The consequences were exactly what the Powell Doctrine predicted: forever wars in which, as more blood and treasure was wasted, objectives became both ever wider and ever murkier. The only exit strategy was exhaustion and futility.

A year ago Vladimir Putin repeated this mistake. The stupidity of his invasion of Ukraine was not just that he was deluded about the attainability of his objective, which was to overthrow the government in Kyiv with the minimum of fuss and install a puppet regime. It was that, even if he had somehow managed to pull this off, his victory would not have avoided “endless entanglement”.


Ukraine is a vast country with a population that does not wish to be ruled from Moscow. A Putin-installed puppet regime would have faced a long and bloody guerrilla war. Neighbouring countries – most obviously Poland – would have been drawn into it, whether officially or otherwise.

This war would have been open-ended. Russian war crimes would fuel resistance; resistance would be used to justify further brutality. The vicious circle would generate a vortex of self-renewing violence.

So much is clear: Putin failed to ask the necessary questions and is stuck with the consequences. But what about the West?

It may be that a year ago there was no time for questions. Once the Ukrainian government declined to flee, the EU, the UK and the US had no real choice but to back it.

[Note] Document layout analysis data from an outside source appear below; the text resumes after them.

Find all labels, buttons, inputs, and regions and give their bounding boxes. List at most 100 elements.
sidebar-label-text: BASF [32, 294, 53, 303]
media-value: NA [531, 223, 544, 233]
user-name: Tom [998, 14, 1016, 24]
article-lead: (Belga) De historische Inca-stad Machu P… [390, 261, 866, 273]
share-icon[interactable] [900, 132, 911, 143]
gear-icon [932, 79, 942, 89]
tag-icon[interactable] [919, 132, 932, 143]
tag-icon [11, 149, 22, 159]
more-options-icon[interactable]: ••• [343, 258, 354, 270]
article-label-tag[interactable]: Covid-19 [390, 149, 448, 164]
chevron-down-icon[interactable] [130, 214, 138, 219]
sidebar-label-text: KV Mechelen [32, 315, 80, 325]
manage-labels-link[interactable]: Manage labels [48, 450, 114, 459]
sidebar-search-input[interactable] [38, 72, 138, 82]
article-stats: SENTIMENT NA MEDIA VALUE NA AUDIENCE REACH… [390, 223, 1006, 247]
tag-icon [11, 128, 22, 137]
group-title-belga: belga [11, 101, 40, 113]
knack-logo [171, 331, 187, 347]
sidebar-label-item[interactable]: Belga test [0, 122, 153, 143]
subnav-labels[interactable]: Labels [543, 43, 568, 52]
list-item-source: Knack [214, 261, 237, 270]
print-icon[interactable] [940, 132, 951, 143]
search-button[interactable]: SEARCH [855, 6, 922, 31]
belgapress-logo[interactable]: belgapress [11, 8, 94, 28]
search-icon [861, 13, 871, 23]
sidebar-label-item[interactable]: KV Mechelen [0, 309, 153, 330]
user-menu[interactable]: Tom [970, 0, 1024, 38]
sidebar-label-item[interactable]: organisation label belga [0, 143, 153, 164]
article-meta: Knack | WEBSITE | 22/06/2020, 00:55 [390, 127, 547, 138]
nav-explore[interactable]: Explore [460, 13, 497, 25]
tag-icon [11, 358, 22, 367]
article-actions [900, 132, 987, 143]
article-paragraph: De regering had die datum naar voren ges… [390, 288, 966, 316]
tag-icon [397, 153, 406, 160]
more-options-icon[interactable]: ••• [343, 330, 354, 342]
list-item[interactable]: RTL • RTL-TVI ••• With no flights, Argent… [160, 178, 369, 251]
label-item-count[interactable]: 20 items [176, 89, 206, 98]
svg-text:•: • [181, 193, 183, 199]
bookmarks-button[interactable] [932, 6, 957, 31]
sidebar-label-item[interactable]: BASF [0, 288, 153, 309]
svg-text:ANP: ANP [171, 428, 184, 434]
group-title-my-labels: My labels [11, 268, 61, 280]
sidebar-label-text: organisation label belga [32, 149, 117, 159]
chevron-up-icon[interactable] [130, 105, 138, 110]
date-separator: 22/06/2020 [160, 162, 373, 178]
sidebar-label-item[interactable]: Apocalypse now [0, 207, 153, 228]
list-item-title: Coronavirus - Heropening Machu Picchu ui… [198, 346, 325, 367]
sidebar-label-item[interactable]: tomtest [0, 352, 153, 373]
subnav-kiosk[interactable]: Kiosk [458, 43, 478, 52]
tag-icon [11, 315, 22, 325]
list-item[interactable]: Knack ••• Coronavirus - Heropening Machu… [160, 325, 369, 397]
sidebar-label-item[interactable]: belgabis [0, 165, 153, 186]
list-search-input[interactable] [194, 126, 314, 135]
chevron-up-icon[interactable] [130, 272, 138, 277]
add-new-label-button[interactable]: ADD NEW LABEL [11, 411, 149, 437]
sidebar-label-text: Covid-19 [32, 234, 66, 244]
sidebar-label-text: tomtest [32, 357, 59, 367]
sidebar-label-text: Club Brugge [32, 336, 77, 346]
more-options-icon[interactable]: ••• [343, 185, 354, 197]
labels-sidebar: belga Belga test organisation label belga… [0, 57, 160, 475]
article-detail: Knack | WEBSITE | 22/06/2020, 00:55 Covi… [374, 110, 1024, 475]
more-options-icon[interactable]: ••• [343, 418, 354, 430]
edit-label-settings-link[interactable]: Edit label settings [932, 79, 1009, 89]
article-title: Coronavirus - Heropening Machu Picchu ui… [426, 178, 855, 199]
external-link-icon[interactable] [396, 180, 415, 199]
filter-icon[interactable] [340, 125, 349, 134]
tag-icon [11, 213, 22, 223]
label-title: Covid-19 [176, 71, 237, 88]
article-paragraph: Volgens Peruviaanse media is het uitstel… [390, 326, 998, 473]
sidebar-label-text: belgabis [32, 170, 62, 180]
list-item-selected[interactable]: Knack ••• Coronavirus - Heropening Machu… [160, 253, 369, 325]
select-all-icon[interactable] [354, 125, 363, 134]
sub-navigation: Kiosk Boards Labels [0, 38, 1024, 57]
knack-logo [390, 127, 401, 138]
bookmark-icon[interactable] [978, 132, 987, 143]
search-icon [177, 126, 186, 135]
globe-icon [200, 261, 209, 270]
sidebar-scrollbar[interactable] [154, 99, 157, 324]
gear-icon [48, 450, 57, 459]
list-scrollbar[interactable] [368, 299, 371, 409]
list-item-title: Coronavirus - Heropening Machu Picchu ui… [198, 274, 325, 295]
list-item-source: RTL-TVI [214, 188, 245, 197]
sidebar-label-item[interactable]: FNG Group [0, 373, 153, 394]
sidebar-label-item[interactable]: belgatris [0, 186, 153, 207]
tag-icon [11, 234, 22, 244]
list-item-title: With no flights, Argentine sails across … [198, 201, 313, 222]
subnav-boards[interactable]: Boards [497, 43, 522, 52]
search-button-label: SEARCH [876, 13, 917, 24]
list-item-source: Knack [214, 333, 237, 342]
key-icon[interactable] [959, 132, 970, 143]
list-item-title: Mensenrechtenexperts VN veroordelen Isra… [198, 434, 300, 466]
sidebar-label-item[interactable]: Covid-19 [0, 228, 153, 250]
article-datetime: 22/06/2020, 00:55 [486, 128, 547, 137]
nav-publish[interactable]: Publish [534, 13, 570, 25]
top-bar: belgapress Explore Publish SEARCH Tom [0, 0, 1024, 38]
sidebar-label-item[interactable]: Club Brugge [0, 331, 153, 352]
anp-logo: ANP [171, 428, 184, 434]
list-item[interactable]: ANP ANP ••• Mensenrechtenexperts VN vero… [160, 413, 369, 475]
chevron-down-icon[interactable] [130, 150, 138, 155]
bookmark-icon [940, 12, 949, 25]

To capitulate to Putin would be to acquiesce in the destruction of any notion of a law-bound international order and, arguably, in the slow death of liberal democracy. (One shudders to think of where we would be now if Putin had invaded Ukraine while Donald Trump was in the White House.)

Yet, as time has gone on, the imperative has become increasingly a matter of choice. And every choice the West has made, has, in effect, turned it into a belligerent party. Which means that those Powell Doctrine questions must be answered. What is the attainable objective and what is the exit strategy?

Attainable is not the same as desirable. The best outcome is obvious enough: the restoration of Ukraine’s internationally recognised borders, war criminals put on trial, the fall of Putin’s regime.

Those are good things to want but so, for example, was a democratic Afghanistan with equal rights for women and minorities. Twenty years of war waged by the Western powers didn’t make the desirable attainable.

So what is the West’s viable objective? Part of what makes that question so difficult to answer is that there are different agendas being pursued.

And one of those agendas is the sapping of Russian power by a long war of attrition. Putin has inadvertently made the US military-industrial complex an offer it finds almost impossible to refuse. Supporting Ukraine is costing the US a mere 5.6 per cent of its annual military budget. In return it gets to degrade Russia’s military capacity by 50 per cent – so far.

It’s a fabulous calculus if you’re playing the great power game: no boots on the ground, no serious domestic political risk and no influx of refugees. (The US has taken in roughly as many Ukrainians as Ireland has – not proportionally but in absolute numbers.)

Yet in return for this small investment you get the bleeding dry of a rival power. And that is precisely the problem: there’s a strong incentive for the US to just keep the war going. Who needs an exit strategy when the costs of carrying on seem so low?

But the people of Ukraine need an exit strategy because the war is horrific. And Europe needs an exit strategy because it knows that if you let war take root on the continent it can spread into catastrophe.

We have to remember that the war in Ukraine is not a year old – it’s been going on for nearly a decade. It can go on for another decade at least. And the longer it goes on, the more damage is done to Ukraine and the harder it will be for it to rebuild itself as the thriving European democracy its people want it to be. Resolve is immensely admirable, but it has to lead towards resolution.

The deeper the West gets into the war the more urgently it requires a sense of what that resolution is. Throwing Russia out of Crimea may be a perfectly justifiable aim but it also looks a bit like Putin’s initial fantasy of taking Kyiv: a far-fetched goal that,even if it were to be attained would merely fuel further conflict.

The Ukrainians know what they are willing to die for. But their allies have to define what, in the end, they can live with.